I am trying to create a decentralized moderation system for the game Diplomacy, a game for seven players. In each round of a face-to-face game, each player writes their moves on paper then puts it in a box; all moves are read at once. The game was popular as play-by-mail: you mail your moves to a magazine publisher, who aggregates all moves and publishes game updates to everyone. In each round of an online game, each player sends their moves to a third-party "moderator", who then aggregates the moves and relays all moves to all players. The players must agree beforehand to a third-party moderator.
I would like to create a decentralized system without the need for a moderator.

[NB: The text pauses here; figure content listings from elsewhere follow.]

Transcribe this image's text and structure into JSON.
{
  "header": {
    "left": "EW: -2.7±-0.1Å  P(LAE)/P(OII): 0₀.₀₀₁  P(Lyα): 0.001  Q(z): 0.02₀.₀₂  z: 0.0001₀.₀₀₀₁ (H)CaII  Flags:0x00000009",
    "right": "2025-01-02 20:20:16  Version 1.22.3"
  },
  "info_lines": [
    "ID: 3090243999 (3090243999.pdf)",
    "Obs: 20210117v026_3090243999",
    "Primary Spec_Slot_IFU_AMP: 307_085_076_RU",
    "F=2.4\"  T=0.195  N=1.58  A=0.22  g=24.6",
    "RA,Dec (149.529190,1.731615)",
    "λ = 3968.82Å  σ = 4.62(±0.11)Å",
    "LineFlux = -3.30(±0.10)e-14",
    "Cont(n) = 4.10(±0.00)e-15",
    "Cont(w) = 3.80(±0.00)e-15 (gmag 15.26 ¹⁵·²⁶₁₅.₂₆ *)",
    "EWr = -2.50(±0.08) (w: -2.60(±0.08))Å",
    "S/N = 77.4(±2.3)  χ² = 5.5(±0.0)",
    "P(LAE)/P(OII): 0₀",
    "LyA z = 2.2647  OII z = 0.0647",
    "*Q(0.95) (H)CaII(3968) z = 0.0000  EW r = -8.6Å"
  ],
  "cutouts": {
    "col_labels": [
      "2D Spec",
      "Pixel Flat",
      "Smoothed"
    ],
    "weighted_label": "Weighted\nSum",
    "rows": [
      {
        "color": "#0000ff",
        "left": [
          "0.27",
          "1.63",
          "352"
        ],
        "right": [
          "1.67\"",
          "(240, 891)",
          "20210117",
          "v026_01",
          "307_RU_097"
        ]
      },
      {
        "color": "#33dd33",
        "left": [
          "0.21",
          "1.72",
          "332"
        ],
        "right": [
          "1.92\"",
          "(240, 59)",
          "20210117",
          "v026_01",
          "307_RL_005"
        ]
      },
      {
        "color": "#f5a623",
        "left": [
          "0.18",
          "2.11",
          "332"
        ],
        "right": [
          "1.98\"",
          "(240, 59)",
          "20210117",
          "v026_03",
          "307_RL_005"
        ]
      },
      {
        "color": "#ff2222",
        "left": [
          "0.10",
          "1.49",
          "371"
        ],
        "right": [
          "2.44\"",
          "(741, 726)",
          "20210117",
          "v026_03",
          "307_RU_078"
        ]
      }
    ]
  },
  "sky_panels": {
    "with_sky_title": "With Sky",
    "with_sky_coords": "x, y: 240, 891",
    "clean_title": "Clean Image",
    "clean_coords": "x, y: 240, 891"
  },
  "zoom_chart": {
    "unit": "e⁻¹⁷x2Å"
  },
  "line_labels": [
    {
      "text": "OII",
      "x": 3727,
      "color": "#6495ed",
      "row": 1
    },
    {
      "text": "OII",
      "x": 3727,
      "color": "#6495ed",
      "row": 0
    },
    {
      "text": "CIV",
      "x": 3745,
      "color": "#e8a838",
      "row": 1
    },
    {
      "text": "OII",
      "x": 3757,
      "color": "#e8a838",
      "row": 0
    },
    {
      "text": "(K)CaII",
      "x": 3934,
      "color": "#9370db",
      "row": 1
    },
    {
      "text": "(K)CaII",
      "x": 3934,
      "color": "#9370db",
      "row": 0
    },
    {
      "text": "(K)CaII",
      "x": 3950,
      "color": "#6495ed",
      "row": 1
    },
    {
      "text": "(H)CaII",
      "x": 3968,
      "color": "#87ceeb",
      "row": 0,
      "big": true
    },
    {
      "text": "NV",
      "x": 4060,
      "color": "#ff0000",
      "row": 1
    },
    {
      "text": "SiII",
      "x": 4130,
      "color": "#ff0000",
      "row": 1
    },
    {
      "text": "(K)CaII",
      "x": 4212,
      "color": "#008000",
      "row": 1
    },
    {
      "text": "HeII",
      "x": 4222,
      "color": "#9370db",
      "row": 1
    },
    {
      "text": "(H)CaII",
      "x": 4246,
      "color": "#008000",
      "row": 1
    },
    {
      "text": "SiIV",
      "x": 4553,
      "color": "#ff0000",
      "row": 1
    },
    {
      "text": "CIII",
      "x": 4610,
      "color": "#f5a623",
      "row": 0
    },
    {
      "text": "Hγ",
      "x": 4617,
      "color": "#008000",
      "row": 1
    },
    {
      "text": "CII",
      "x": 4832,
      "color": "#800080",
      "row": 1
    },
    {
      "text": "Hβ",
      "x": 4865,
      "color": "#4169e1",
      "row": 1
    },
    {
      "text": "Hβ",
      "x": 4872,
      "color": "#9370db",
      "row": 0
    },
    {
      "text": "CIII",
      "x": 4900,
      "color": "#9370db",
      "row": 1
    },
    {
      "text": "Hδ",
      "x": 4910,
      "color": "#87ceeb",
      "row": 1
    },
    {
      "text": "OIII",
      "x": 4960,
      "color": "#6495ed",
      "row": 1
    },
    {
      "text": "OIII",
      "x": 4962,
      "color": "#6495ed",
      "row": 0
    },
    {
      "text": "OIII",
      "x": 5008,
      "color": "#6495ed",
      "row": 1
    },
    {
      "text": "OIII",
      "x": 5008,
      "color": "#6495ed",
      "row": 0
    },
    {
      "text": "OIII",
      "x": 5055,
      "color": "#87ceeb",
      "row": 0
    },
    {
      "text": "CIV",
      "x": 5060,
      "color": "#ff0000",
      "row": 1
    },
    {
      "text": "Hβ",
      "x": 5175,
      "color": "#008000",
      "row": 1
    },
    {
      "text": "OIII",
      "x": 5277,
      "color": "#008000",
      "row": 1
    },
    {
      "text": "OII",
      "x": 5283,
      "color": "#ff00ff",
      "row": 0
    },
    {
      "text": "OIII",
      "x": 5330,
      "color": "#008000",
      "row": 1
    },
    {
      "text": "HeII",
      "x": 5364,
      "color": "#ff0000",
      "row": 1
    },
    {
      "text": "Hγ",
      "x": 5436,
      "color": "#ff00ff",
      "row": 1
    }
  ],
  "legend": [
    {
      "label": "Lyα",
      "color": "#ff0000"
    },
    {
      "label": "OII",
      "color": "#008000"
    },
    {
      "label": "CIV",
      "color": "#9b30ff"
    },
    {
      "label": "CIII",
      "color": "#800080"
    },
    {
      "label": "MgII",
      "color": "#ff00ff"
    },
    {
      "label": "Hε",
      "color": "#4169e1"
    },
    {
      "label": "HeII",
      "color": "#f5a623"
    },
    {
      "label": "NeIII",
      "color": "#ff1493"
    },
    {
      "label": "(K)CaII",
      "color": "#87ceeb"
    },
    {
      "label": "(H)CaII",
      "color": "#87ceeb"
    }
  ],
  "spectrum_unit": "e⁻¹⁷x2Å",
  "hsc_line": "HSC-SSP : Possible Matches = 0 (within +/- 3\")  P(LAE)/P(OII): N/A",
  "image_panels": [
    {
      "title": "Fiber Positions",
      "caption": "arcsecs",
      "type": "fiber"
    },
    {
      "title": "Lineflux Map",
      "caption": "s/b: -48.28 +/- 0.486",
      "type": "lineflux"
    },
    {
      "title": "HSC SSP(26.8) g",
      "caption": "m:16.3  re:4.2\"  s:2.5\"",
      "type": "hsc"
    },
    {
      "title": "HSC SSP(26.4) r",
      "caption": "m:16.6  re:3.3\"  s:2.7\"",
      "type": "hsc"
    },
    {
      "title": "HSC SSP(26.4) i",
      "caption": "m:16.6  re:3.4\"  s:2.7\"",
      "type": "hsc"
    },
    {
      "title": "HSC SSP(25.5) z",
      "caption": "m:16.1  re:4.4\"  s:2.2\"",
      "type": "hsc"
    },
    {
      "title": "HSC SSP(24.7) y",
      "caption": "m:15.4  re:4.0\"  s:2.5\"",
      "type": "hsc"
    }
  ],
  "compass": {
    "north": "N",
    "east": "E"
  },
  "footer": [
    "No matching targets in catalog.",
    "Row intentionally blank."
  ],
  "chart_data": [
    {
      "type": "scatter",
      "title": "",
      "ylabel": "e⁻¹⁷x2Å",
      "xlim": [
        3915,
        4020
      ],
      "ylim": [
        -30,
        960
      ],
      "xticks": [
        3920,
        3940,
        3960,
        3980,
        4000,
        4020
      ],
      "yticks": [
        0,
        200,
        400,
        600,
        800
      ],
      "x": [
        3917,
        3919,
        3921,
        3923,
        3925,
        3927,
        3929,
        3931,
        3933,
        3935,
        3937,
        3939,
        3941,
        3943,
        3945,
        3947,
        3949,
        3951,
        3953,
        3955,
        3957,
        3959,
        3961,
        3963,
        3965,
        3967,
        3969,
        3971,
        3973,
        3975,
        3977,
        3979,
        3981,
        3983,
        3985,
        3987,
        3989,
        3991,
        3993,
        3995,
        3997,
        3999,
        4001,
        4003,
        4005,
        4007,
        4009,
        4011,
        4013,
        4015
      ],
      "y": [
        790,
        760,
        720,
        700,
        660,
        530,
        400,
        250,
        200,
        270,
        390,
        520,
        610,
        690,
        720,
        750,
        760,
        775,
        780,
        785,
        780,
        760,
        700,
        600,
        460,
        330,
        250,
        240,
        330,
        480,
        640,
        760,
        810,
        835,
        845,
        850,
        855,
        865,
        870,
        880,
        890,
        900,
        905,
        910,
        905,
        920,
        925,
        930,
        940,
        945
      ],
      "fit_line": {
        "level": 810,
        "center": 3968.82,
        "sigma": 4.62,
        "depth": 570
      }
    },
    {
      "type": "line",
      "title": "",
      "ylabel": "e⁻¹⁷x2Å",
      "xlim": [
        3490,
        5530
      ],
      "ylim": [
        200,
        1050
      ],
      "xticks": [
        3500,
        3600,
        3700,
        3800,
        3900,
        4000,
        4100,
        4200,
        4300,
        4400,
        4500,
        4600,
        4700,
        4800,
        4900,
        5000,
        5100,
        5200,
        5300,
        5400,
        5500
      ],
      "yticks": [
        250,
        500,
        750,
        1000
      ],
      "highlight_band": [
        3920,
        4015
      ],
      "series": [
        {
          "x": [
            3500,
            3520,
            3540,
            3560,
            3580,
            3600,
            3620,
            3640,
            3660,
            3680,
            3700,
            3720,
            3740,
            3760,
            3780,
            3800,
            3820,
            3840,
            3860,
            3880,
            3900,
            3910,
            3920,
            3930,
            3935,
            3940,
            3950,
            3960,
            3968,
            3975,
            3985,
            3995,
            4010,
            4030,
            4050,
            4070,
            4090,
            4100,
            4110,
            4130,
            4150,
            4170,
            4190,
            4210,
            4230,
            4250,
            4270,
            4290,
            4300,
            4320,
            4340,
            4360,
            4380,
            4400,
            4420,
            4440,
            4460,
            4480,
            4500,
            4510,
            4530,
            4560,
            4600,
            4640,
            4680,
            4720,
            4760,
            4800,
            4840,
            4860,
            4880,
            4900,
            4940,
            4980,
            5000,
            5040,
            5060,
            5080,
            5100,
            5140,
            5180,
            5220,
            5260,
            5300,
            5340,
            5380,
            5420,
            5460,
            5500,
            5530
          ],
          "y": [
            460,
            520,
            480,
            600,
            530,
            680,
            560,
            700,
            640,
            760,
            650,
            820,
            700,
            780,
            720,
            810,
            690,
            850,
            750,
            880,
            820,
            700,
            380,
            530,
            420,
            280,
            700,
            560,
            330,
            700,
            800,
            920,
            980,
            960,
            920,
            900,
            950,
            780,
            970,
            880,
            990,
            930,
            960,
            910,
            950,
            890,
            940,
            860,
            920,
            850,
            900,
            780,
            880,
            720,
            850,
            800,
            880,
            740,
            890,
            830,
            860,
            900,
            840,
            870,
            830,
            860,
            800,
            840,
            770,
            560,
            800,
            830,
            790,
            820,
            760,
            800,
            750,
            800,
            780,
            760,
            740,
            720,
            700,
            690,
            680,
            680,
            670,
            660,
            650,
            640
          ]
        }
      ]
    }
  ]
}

Each player can run a web-accessible server. Each round, each player will broadcast their moves (encrypted somehow) to all other players. When all players have broadcasted their moves, only then can all players read the other players' moves.
Initially, I thought of using something like the Three-pass Protocol: Player A writes a message, puts it in a box with Padlock A, and sends it to Player B. Player B puts Padlock B on the box and returns it to Player A. Player A removes Padlock A and returns the box to Player B. Player B can now remove Padlock B and read the message.
The players would be arranged in a ring: Player A always passes messages to Player B, Player B always passes messages to Player C, etc. So each message ends up in a box with seven padlocks on it. Only when it has gone around the entire ring can all the players read the messages.
But this doesn't solve the problem of noncooperation: On the sixth pass, Player D can stop sending messages to Player E, read everyone else's moves, and not cooperate further.
Player D and Player F can also choose to cooperate with eachother, and keep Player E out of the loop. That would be bad for Player E.
In a game like Diplomacy, it is not acceptable to allow one player to read any other player's moves without all players reading all moves.
Another thought is for each player to privately send their moves, locked in a box, to each other player (via private-public keys). When a player receives the box, then that player broadcasts to everyone, "hey everyone, player X sent me a box which hashes to abc123!". When everyone finds that everyone else has received all other boxes, then they can swap them back. This allows some player to lie to everyone else, but the downside is "nobody gets anything".
I think I'm on the right track here, but I'm not sure. Is this a correct way of thinking about the problem? Has this already been done (I can't find another solution already)?